Christopher Nolan est un génie du cinéma et il le prouve une nouvelle fois avec Dunkerque. Il nous rappelle qu’un blockbuster peut – et doit – être le travail d’un réalisateur passionné qui met son talent au service du spectateur, de l’expérience cinématographique. Mais alors… d’où vient cet arrière-goût amer que me laisse Dunkerque ?
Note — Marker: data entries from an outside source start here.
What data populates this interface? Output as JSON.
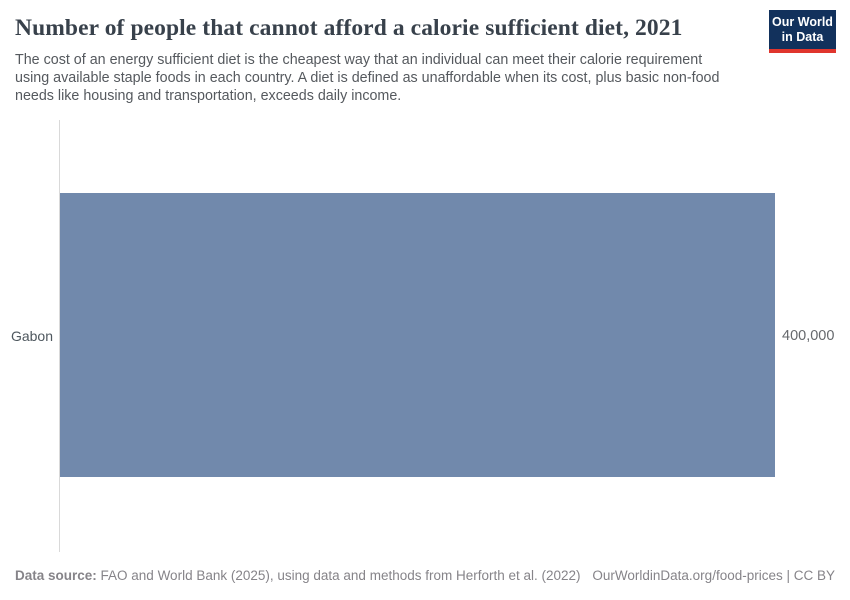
{
  "header": {
    "title": "Number of people that cannot afford a calorie sufficient diet, 2021",
    "subtitle": "The cost of an energy sufficient diet is the cheapest way that an individual can meet their calorie requirement using available staple foods in each country. A diet is defined as unaffordable when its cost, plus basic non-food needs like housing and transportation, exceeds daily income.",
    "logo": {
      "line1": "Our World",
      "line2": "in Data"
    }
  },
  "chart_data": {
    "type": "bar",
    "orientation": "horizontal",
    "title": "Number of people that cannot afford a calorie sufficient diet, 2021",
    "categories": [
      "Gabon"
    ],
    "values": [
      400000
    ],
    "value_labels": [
      "400,000"
    ],
    "xlabel": "",
    "ylabel": "",
    "xlim": [
      0,
      400000
    ],
    "grid": false,
    "legend": "none",
    "bar_color": "#7189ac"
  },
  "footer": {
    "source_label": "Data source:",
    "source_text": " FAO and World Bank (2025), using data and methods from Herforth et al. (2022)",
    "link_text": "OurWorldinData.org/food-prices | CC BY"
  },
  "colors": {
    "bar": "#7189ac",
    "logo_background": "#12315c",
    "logo_accent_red": "#e0352d",
    "title_text": "#38414b",
    "subtitle_text": "#55595e",
    "axis_line": "#d9d9d9",
    "footer_text": "#868489"
  }
}
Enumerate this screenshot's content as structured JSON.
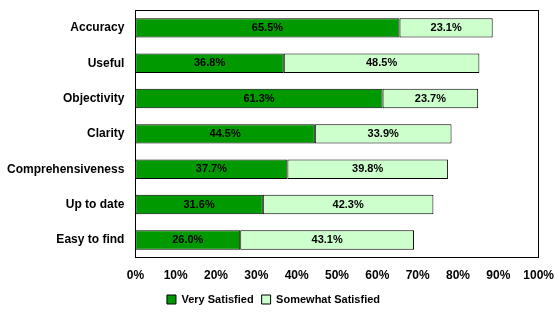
{
  "chart_data": {
    "type": "bar",
    "orientation": "horizontal",
    "stacked": true,
    "categories": [
      "Accuracy",
      "Useful",
      "Objectivity",
      "Clarity",
      "Comprehensiveness",
      "Up to date",
      "Easy to find"
    ],
    "series": [
      {
        "name": "Very Satisfied",
        "color": "#009a00",
        "values": [
          65.5,
          36.8,
          61.3,
          44.5,
          37.7,
          31.6,
          26.0
        ],
        "value_labels": [
          "65.5%",
          "36.8%",
          "61.3%",
          "44.5%",
          "37.7%",
          "31.6%",
          "26.0%"
        ]
      },
      {
        "name": "Somewhat Satisfied",
        "color": "#ccffcc",
        "values": [
          23.1,
          48.5,
          23.7,
          33.9,
          39.8,
          42.3,
          43.1
        ],
        "value_labels": [
          "23.1%",
          "48.5%",
          "23.7%",
          "33.9%",
          "39.8%",
          "42.3%",
          "43.1%"
        ]
      }
    ],
    "xlim": [
      0,
      100
    ],
    "xticks": [
      {
        "value": 0,
        "label": "0%"
      },
      {
        "value": 10,
        "label": "10%"
      },
      {
        "value": 20,
        "label": "20%"
      },
      {
        "value": 30,
        "label": "30%"
      },
      {
        "value": 40,
        "label": "40%"
      },
      {
        "value": 50,
        "label": "50%"
      },
      {
        "value": 60,
        "label": "60%"
      },
      {
        "value": 70,
        "label": "70%"
      },
      {
        "value": 80,
        "label": "80%"
      },
      {
        "value": 90,
        "label": "90%"
      },
      {
        "value": 100,
        "label": "100%"
      }
    ],
    "grid": false,
    "legend": "bottom",
    "data_labels": true
  }
}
La surprise Nolan, encore et toujours…
Depuis The Dark Knight, j’ai remarqué une constante chez Christopher Nolan. Le réalisateur souhaite absolument conserver la surprise de ses films pour les salles obscures. C’est du moins ce que supposent ses bandes-annonces, toujours cryptées et nimbées de mystère. Dans une industrie qui s’excite au moindre spoiler, au moindre scoop insignifiant (les cheveux de Wolverine ?), cette posture est à saluer. C’est donc avec une très vague idée que je me suis installé au cinéma pour découvrir Dunkerque, un film qui – comme prévu – était à des kilomètres de ce que j’attendais. Et si la surprise est globalement bonne – je suis fan du travail de Nolan, j’avoue -, elle n’en demeure pas moins perturbante car Nolan brise encore quelques codes du cinéma hollywoodien.
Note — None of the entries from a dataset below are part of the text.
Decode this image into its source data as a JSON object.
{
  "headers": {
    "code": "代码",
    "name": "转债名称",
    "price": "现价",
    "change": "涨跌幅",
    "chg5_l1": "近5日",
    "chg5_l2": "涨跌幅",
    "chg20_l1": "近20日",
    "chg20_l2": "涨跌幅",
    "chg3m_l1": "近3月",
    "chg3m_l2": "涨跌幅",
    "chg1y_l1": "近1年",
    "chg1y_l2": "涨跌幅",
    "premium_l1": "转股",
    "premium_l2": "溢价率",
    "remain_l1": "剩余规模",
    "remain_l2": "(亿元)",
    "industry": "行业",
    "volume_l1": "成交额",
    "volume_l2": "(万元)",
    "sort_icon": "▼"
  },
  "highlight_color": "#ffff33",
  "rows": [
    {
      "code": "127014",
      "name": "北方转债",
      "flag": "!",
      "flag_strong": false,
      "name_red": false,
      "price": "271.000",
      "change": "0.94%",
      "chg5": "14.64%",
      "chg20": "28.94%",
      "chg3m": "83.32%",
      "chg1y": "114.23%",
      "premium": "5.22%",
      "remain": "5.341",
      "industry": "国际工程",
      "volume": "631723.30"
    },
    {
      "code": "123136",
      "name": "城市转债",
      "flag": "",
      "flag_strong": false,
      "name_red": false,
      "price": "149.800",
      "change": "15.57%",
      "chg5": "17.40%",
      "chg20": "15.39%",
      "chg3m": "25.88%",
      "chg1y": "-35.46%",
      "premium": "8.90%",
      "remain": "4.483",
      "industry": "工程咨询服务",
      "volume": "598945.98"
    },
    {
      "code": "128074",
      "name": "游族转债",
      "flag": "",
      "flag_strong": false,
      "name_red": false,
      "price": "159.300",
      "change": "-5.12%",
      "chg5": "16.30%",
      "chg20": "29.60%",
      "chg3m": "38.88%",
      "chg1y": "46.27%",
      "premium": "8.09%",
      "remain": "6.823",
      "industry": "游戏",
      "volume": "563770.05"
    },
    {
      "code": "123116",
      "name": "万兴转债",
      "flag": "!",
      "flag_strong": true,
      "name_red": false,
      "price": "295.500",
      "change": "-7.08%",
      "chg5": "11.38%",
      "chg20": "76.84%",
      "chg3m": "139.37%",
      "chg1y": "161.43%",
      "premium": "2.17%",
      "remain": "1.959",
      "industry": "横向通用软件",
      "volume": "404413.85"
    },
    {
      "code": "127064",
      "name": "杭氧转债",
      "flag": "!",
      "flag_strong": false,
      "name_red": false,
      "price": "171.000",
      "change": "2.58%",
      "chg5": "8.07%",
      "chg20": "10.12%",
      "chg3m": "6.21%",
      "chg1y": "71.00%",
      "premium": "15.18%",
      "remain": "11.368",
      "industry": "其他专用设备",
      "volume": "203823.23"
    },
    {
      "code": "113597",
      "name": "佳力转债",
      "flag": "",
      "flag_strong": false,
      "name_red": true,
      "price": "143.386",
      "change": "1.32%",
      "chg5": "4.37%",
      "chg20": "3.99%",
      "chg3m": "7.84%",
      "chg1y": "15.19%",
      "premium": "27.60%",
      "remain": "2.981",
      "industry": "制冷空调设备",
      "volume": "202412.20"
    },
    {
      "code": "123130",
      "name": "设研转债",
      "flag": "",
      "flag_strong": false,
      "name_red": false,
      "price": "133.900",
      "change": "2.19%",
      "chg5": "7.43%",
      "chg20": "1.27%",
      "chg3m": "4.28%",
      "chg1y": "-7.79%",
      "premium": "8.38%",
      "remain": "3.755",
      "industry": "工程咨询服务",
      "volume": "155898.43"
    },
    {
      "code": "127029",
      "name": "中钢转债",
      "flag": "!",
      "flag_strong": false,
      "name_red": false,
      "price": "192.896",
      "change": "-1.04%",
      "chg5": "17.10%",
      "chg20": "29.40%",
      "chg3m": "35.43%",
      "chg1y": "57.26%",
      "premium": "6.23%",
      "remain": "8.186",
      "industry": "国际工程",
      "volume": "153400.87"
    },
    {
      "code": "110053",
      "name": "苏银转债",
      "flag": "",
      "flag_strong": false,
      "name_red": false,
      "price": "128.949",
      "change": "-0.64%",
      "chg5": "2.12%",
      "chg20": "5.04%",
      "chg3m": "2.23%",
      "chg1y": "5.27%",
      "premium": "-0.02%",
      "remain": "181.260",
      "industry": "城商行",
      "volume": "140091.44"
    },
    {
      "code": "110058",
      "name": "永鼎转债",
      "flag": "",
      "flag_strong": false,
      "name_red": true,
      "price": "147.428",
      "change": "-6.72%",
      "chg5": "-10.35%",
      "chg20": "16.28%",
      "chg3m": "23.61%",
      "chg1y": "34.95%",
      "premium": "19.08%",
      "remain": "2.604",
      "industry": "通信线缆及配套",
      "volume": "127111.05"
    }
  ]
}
Nolan, un réalisateur de génie
Dunkerque est avant tout un bijou de réalisation. Un film qui devrait être visionné encore et encore dans les écoles de cinéma. Qu’on aime ou non les films de Nolan – et il a ses détracteurs… -, il reste un réalisateur hors pair qui met tout son talent au service de l’image, du son, et plus généralement de l’immersion. Il rappelle que le tournage physique d’un film – en 70 mm, s’ils vous plaît – est un art. Le résultat défie ce que pourrait produire le plus performant des ordinateurs en matière d’authenticité. Aucune image de synthèse ne pourrait reproduire l’effet d’un avion militaire capable de provoquer l’effroi sur une plage, à une époque où des robots et monstres géants massacrent à coups d’explosion en pleine métropole.
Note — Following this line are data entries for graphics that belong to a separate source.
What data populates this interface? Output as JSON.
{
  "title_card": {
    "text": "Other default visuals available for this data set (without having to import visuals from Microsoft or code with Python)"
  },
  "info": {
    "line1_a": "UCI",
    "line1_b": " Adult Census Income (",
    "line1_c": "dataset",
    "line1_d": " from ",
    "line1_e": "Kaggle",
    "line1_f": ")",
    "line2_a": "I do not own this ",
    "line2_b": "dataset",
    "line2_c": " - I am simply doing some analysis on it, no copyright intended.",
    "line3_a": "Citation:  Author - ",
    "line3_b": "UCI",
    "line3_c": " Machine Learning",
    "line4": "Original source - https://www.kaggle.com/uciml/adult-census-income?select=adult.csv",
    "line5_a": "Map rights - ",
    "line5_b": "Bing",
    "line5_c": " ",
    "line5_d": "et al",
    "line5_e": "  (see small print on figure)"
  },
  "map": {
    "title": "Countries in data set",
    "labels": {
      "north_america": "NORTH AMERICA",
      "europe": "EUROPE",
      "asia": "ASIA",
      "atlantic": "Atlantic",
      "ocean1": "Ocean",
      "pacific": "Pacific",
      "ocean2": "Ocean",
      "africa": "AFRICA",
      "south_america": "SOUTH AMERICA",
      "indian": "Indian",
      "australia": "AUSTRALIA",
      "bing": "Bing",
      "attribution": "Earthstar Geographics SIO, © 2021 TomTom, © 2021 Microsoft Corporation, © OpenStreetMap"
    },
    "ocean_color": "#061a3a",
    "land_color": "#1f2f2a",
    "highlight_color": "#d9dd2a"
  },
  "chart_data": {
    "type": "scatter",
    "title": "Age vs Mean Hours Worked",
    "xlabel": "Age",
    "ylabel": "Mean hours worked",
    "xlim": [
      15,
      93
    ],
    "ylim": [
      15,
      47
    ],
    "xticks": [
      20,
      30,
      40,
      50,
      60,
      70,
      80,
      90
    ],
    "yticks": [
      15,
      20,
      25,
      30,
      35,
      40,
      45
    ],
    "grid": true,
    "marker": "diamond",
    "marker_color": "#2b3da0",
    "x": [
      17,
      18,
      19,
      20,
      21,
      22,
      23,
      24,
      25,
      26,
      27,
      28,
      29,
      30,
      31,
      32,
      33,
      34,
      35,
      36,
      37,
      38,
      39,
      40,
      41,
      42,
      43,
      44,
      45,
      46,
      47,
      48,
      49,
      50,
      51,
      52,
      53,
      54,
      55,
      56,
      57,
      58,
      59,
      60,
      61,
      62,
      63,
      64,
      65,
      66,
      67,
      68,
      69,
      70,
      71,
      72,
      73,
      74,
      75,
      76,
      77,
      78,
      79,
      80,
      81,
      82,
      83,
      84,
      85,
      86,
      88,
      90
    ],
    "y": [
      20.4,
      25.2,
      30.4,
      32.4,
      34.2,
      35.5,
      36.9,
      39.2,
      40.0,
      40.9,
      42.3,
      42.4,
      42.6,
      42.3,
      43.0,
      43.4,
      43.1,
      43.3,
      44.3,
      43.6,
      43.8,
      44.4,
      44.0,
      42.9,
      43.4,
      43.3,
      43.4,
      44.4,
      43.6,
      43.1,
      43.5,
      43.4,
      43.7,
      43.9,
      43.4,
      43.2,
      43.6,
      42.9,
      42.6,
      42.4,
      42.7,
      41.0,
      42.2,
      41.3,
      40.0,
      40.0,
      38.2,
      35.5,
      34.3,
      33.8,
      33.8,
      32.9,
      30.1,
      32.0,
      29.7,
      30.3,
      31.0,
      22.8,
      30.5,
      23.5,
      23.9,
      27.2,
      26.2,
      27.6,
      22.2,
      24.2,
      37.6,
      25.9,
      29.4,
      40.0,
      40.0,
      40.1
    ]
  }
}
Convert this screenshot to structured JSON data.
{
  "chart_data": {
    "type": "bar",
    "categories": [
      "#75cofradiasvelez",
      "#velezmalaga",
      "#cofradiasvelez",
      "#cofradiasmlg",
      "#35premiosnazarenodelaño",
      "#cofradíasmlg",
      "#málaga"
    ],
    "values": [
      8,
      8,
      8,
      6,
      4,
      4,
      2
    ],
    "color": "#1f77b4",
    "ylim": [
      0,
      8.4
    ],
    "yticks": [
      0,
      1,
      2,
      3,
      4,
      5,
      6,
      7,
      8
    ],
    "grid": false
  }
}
Comprenez-moi bien, je n’ai rien contre les images de synthèse (voir La Planète des Singes : Suprématie) mais Nolan suscite de vives émotions avec des moyens techniques relativement simples. Chaque plan, chaque séquence, chaque échange (verbal ou non) sert un but, un objectif. Nolan le sait et c’est pourquoi il s’affaire à sublimer chaque élément graphique et sonore de chaque scène. J’ai le tournis à simplement imaginer le degré de perfectionnisme que cela requiert. On en ressort avec un Dunkerque qui enchaîne des scènes tantôt anodines, tantôt pleines d’action avec un point commun entre les deux : l’intensité extrême du film. Je me suis plusieurs fois surpris à crisper mes mains sur mon siège. Et c’est comme ça du début à la fin.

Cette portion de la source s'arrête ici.